Working in this part of the market, there’s a very large part of me that believes if others can develop ‘smart water’, then we should certainly be able to produce ‘smart contracts’ in conveyancing.

Indeed, you have to wonder just how ‘smart’ the water really is, and whether those who are paying a premium for such products are quite the opposite of smart?

However, in our sector ‘smart’ would undoubtedly be a positive move forward and I was therefore intrigued to see a proof of concept unveiled by the Instant Property Network (IPN) recently which purported to be just this type of operation.

Described as a ‘new distributed ledger-based system’ IPN have trialled this, running ‘end-to-end transactions using test data through a new distributed ledger to simulate property sales over a five-day period’. It said that by removing ‘duplications and costly reconciliation processes….from the buy/sell process’ it was able to conduct the first transaction within less than an hour.

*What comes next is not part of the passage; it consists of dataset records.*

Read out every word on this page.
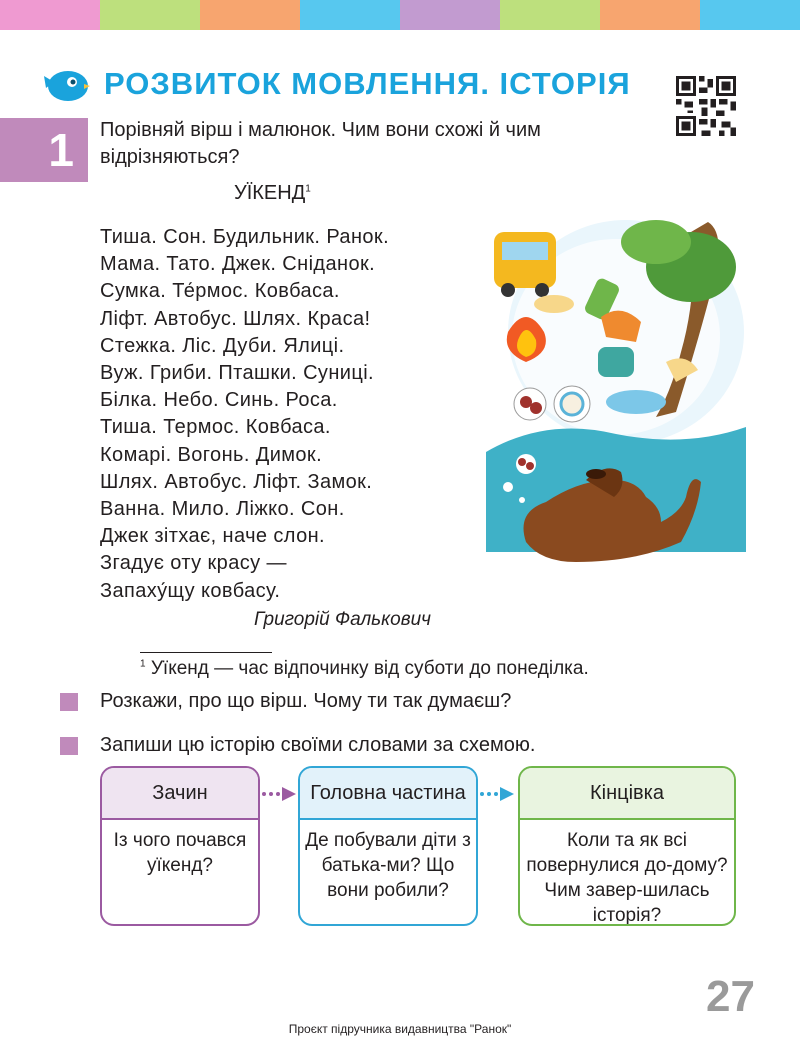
РОЗВИТОК МОВЛЕННЯ. ІСТОРІЯ
1	Порівняй вірш і малюнок. Чим вони схожі й чим відрізняються?
УЇКЕНД$^1$
Тиша. Сон. Будильник. Ранок.
Мама. Тато. Джек. Сніданок.
Сумка. Те́рмос. Ковбаса.
Ліфт. Автобус. Шлях. Краса!
Стежка. Ліс. Дуби. Ялиці.
Вуж. Гриби. Пташки. Суниці.
Білка. Небо. Синь. Роса.
Тиша. Термос. Ковбаса.
Комарі. Вогонь. Димок.
Шлях. Автобус. Ліфт. Замок.
Ванна. Мило. Ліжко. Сон.
Джек зітхає, наче слон.
Згадує оту красу —
Запаху́щу ковбасу.
Григорій Фалькович
$^1$ Уїкенд — час відпочинку від суботи до понеділка.
Розкажи, про що вірш. Чому ти так думаєш?
Запиши цю історію своїми словами за схемою.
Зачин
Із чого почався уїкенд?
Головна частина
Де побували діти з батька-ми? Що вони робили?
Кінцівка
Коли та як всі повернулися до-дому? Чим завер-шилась історія?
27
Проєкт підручника видавництва "Ранок"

And it said, that by extrapolating this out, it would be able to cut average transaction times down from three months to less than three weeks.

“And couldn’t we all, if we took clients out of the process?” I hear you say; it was after all just a proof of concept without the impact of real life and high emotion weighing down progress and  I appreciate that there will be many within the conveyancing sector who will look at such claims and think they’ve heard it all before.

I am not here to suggest that this IPN system is going to work in the practical world, and that when the real-life issues that confront us as conveyancers get to work, that any such claims might seem frivolous.

However, this should not stop us wanting to achieve the aims that this trial set out to. But, in order to do this for real, I believe there are a number of non-negotiables that we would need to have. In no particular order these are:

  • A super GDPR consent – this would be similar to the operation of consent in the Open Banking regulations and would effectively mean that each entity does not need to verify consent before adding their data to the service, it is collected in the instruction by the client to participate in the smart contract.
  • An agreed data standard – OSCRE International, an acronym for Open Standards Consortium for Real Estate, attempted to do this at the beginning of the century but it did not get off the ground. Is it too late to revisit it so that technology systems can talk to each other?
  • ‘Datasets’ not ‘forms’ – digital data can be consumed into systems. Imagine a system that can consume the data in the sellers’ information, title and searches to facilitate a guaranteed lending decision and remove the current conflicts between the information held by the seller and the relevant authority, thus reducing additional enquiries.

Getting these particular ducks in a row is no mean feat but it’s certainly achievable and, in my view, is absolutely necessary if we wanted to get to the ‘smart contracts’ end-point. And, let’s be frank here, this is a journey which we should not be embarking on if it does not deliver what we all want (and need) the home-buying process to look like in the future.

Such ambitions are, of course, all wrapped up in concepts like Blockchain and the Land Registry’s Digital Street project, but these are set up in order to deliver a quicker and more transparent process. Plus, this IPN trial involved over 40 well-known organisations right across the world – lenders/solicitors/insurers, etc – so there can be no real denying of the buy-in we can have for delivering such an upgrade in transaction functionality and deliverability.

IPN says the next version of its platform will be coming in September this year which perhaps illustrates the speed of change that could be coming. We do, however, need to ensure this is fit for our industry’s purpose and that conveyancing firms can integrate successfully with any such system, and that it includes those non-negotiables otherwise I suspect it is unlikely to satisfy all stakeholders.

To this end, we’ve invited IPN along to our next series of meetings taking place at the end of June along with a panel of legal software suppliers in the hope that an open discussion between the industry can start that needs-analysis piece.

That said, to see such progress being made is heartening – there is some way to go but if that time is used wisely, the benefits are clear and obvious and could deliver a positive home moving experience for all.